Le convoi militaire ravitailleur de l’armée française parti de Côte d’Ivoire est enfin arrivé à Gao, après de nombreux heurts et manifestations sur la route, contre la présence de la France au Sahel, qui ont notamment fait trois morts au Niger. Récit et explications.
Un convoi militaire français en route pour le Mali depuis la Côte d’Ivoire il y a dix jours, est finalement arrivé, dans la nuit de dimanche à lundi, à Gao. Son parcours a été émaillé d’affrontements et de manifestations qui ont fait notamment trois morts au Niger.
Ces incidents, les premiers de ce genre, mettent de nouveau en lumière la question de la présence de la force française au Sahel, selon le grand reporter de France 24 Cyril Payen. « C’est un événement qui est pris au sérieux au plus haut sommet de l’État major français et sans doute au-delà », explique notre journaliste. « On est dans une période un peu compliqué de redimensionnement de l’opération Barkhane ».
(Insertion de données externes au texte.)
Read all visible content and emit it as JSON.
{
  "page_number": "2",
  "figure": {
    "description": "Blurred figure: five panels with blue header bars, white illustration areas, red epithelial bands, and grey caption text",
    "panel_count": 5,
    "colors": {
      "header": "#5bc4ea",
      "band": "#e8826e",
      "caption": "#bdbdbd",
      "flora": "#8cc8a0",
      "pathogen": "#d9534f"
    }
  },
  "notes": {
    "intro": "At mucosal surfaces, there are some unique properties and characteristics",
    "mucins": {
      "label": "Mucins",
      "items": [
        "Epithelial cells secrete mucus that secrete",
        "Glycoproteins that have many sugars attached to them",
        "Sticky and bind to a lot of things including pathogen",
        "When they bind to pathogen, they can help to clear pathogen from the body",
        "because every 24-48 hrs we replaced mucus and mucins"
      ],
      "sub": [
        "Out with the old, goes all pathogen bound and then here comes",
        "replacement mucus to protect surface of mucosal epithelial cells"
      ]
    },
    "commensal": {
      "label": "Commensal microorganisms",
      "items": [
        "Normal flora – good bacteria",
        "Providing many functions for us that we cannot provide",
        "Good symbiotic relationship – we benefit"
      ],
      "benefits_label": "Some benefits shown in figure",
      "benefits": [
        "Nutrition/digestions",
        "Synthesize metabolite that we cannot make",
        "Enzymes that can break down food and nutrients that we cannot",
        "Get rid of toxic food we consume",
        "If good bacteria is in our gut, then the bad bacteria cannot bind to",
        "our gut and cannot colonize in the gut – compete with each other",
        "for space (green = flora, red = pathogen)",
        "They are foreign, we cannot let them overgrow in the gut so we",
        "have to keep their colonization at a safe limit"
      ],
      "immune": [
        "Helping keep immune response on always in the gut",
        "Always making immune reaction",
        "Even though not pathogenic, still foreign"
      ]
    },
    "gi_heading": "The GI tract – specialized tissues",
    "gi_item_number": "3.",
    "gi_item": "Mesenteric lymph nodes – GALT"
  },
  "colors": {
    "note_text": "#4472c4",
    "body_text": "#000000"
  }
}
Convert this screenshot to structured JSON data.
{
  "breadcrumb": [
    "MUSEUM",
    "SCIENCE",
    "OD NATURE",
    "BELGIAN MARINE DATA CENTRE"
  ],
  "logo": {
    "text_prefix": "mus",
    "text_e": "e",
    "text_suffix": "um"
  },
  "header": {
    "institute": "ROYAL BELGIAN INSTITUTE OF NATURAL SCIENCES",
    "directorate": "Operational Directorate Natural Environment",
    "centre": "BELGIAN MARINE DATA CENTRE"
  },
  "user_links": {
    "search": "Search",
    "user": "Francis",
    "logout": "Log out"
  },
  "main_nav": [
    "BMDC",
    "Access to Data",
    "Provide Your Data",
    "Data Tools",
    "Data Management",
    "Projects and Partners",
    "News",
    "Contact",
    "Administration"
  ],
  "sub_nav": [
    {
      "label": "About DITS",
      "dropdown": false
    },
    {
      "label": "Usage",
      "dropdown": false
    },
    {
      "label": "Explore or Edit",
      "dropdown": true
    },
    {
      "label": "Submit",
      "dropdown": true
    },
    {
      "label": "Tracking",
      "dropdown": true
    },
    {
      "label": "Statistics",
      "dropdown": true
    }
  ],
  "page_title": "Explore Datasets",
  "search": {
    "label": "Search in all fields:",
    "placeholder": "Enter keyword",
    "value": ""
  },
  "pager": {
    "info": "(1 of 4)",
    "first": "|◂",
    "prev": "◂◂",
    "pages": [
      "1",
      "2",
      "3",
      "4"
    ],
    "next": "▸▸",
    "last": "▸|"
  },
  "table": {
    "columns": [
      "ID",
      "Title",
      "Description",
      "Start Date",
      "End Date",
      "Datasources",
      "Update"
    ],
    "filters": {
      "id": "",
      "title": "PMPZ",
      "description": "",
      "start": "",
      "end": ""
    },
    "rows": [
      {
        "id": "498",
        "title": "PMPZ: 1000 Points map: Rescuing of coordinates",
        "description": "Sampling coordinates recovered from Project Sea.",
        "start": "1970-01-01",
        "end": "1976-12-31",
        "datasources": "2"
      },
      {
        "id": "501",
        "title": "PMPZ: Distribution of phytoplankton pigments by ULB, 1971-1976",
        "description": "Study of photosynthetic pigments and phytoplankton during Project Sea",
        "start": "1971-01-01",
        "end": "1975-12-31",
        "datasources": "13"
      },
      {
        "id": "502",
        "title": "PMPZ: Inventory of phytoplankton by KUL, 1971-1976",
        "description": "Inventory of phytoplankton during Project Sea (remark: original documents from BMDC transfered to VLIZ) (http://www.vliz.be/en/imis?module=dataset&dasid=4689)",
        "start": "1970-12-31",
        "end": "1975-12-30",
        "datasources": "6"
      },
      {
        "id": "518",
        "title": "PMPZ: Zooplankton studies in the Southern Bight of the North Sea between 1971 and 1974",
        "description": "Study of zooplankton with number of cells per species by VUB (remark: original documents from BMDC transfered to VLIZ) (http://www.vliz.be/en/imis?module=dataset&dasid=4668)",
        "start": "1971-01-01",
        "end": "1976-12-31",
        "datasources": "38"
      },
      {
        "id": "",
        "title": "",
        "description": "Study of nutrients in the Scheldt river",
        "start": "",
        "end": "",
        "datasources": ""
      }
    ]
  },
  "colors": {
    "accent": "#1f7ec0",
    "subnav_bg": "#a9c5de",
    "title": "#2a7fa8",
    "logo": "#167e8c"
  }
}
La présence militaire française au Sahel, déployée dans le cadre de l’opération Barkhane de lutte contre les groupes jihadistes, est de plus en critiquée dans ses anciennes colonies comme au Niger, au Burkina Faso et dans d’autres pays d’Afrique de l’ouest. « Sans ce cordon ombilical terrestre, cela va être compliqué de continuer cette opération dans les termes actuels », précise le reporter de France 24. « Cela peut créer un précédent ».
« C’est un scénario catastrophe pour cette opération en pleine mutation », résume Cyril Payen.
« Il a fallu rester calme et patient »
Ce convoi, le 32e depuis le début de l’opération à Gao, avait été pris pour cible samedi lors de son entrée sur le sol nigérien après avoir été bloqué une semaine au Burkina Faso par plusieurs centaines de personnes protestant contre la présence de la France au Sahel.
« On devait escorter un convoi d’Abidjan jusqu’à Gao. Nous avons commencé notre convoi le dimanche 14 novembre. Nous avons fait face à des premières manifestations, provocations et intimidations au Burkina Faso de la part de manifestants assez déterminés », a raconté sur l’antenne de France 24, le capitaine François-Xavier, commandant d’unité du 2e REP, chef du convoi militaire. « Cela a nécessité d’attendre que la situation se calme avant de traverser ».
Moins de 30 km après le passage de la frontière du Niger, il a fait face à de nouvelles manifestations à proximité de la ville de Téra, dans l’ouest, où il effectuait une pause pour la nuit. « Cette fois-ci, ce blocage était plus important, mieux organisé et l’ensemble du convoi a été attaqué dont notamment les civils que nous devions escorter », explique le capitaine François-Xavier.
« On a fait face à une situation qui était vraiment inattendue. Il a fallu rester calme et patient », ajoute-t-il. « On parle de manifestations, mais j’ai l’impression d’avoir fait face à des scènes de guérilla urbaine ».
« Je sentais que la situation pouvait dégénérer. Mon objectif était de sortir de cette situation qui était très tendue », raconte ce militaire français.
Dans un communiqué, le ministère nigérien de l’Intérieur a précisé dimanche que la force française Barkhane, sous escorte de la gendarmerie nationale, « dans sa tentative de se dégager » a « fait usage de la force ». Il a fait alors état d’un bilan de 2 morts et 18 blessés dont 11 graves. « Une enquête est ouverte pour déterminer les circonstances exactes de cette tragédie et situer les responsabilités », a poursuivi le ministère.
Selon le capitaine François-Xavier, « il n’y a pas eu d’utilisation d’armes contre la foule ». « Je ne peux pas confirmer le bilan qui a été annoncé », a-t-il déclaré.